The judge awarded Mr Farrell €2,500 for his injuries and said there was “little or no notation to back up a claim of significant whiplash”.

Mr Varadkar admitted the compensation cases did not reflect well on the senior government party and its efforts to tackle Ireland’s compensation culture, and its impact on high insurance premiums.

"It doesn't [look good] and that is something I have to deal with," he told The Marian Finucane Show, presented by Brendan O'Connor, on RTÉ Radio 1 on Saturday morning.

The Fine Gael party leader said some progress had been made on bringing down motor insurance and freezing health insurance rises but “the one we have a real difficulty with now is public liability insurance for business people.”

“For every person in Fine Gael who made a [compensation] claim, there are 10 or 20 people in Fine Gael who own a business,” he said.

“They are not happy about this at all as you can imagine.”

Spiralling premiums

Mr Varadkar said the Government was involved in “pretty robust engagement” with the insurance industry over spiralling premiums.

“They want a quantum change so the judiciary brings down the volume of claims,” he said. “We are saying to them we will only do those sort of things if you give us an assurance that you will actually reduce the premiums.
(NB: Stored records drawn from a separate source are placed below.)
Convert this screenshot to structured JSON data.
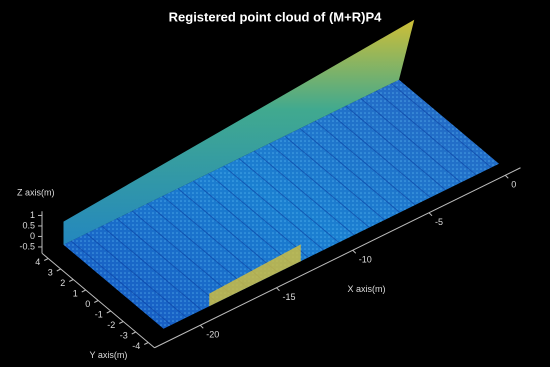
{
  "chart_data": {
    "type": "scatter3d",
    "title": "Registered point cloud of (M+R)P4",
    "xlabel": "X axis(m)",
    "ylabel": "Y axis(m)",
    "zlabel": "Z axis(m)",
    "xlim": [
      -23,
      1
    ],
    "ylim": [
      -4.5,
      4.5
    ],
    "zlim": [
      -0.8,
      1.2
    ],
    "xticks": [
      -20,
      -15,
      -10,
      -5,
      0
    ],
    "yticks": [
      -4,
      -3,
      -2,
      -1,
      0,
      1,
      2,
      3,
      4
    ],
    "zticks": [
      -0.5,
      0,
      0.5,
      1
    ]
  }
}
We are not going to do it so they can make bigger profits.”

The Taoiseach said insurers had been warned that "Ireland isn't Treasure Island".

On the local elections, Mr Varadkar said a lot of votes in Dublin that might have gone to his party went to the Greens instead, while voters turning their back on the "far left" as the economy rebounded were turning to Fianna Fáil rather than Fine Gael.

“We didn’t see that coming,” he said.

“There is an issue in that for us . . . them going to Fianna Fáil rather than us is something we need to analyse.”

The Taoiseach also said if it was up to him there would not be a general election this year. He said if it was up to him the election would be in summer 2020, but he is in a minority government.